The Yankees scored in each of the first five innings and put up a crooked number in four of the five. They led 11-0 by the end of the fifth inning, in which they scored four times.
And for a team like the Yankees that hadn't quite lived up to the hype its potent lineup created, Monday was a much-needed reminder of what these guys can actually do. (Except, that is, for Giancarlo Stanton, who went 0-for-3 with two strikeouts and earned another smattering of boos when he struck out in the seventh against his former team.)
Six players had at least two hits for the Yankees, who had 15 hits (eight for extra bases), drew eight walks and forced the Marlins' first two pitchers, Caleb Smith and Tyler Cloyd, to throw 171 pitches in the first 5 2/3 innings, not many of them very good.
The party got started very early, when the Yankees loaded the bases with none out against a wild Smith in a 42-pitch first and scored twice. Sanchez had an RBI infield single with one out and Smith walked Tyler Austin with two outs to force in another run. Miguel Andujar flied out to the warning track in right, putting a brief jolt in the crowd but otherwise harmlessly ending an inning that could have been far worse for the Marlins.

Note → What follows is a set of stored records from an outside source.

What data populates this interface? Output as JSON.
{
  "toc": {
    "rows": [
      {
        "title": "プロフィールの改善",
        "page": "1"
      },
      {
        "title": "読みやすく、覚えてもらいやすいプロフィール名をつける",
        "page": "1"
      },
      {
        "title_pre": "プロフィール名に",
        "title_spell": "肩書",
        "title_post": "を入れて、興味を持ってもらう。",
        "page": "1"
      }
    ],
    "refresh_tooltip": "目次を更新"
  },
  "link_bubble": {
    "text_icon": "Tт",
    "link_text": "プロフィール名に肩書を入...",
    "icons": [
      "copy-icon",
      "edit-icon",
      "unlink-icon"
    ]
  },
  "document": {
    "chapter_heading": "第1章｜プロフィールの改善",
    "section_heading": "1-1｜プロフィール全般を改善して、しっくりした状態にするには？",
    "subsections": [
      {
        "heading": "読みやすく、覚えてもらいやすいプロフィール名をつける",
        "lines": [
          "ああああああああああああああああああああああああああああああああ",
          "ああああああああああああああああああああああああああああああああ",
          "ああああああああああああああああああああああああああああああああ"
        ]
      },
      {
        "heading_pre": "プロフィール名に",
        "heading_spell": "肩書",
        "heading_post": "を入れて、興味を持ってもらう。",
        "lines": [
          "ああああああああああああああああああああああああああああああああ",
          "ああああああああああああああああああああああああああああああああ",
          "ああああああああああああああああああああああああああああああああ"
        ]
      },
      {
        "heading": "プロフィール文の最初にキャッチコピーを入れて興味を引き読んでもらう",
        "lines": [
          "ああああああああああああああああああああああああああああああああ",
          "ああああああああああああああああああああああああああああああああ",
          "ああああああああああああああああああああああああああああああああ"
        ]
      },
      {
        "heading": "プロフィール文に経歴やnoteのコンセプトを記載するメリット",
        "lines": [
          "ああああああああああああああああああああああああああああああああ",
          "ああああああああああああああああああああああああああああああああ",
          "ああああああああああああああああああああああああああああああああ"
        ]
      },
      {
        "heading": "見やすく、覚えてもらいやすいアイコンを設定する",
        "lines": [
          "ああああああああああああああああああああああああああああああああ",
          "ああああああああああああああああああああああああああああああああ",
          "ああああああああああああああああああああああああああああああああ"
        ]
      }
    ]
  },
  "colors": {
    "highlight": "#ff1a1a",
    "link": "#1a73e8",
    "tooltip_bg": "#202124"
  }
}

Judge netted the Yankees another run in the second when he drove Smith's 2-and-1 fastball into the first few rows in right- center. It was his fourth home run of the season and the 60th in his short career, a span of 197 games. He reached that mark more quickly than any other player in MLB history, eclipsing Mark McGwire, who did it in 202 games.
Former Yankees left-hander Smith, meanwhile, continued to have a very bad night. He allowed the first three batters to reach in the third, culminating with Aaron Hicks' two-run double, then got an out and issued his fifth walk. He allowed five runs in 2 1/3 innings and threw 84 pitches en route to those seven painful outs, only 48 for strikes.
The Marlins, who entered the game with the second-worst ERA in the majors (4.93), did themselves no favors in relief, either. After Don Mattingly put in Cloyd with the Marlins already down by five in the third, he allowed six runs and eight hits in 3 1/3 innings before being pulled in the sixth, the first inning in which the Yankees failed to score a run.
Games like these happen when you're the Marlins, a team that's been infamously stripped of so many of its big names (Stanton being the most notable).
The rebuild of a franchise with more debt than talent has led to a few embarrassing games, and so it made a strange sort of sense when, in the later innings, a handful of fans began to chant Jeter's name.
Why wouldn't they be grateful? All these years later, and he was still helping the Yankees score runs.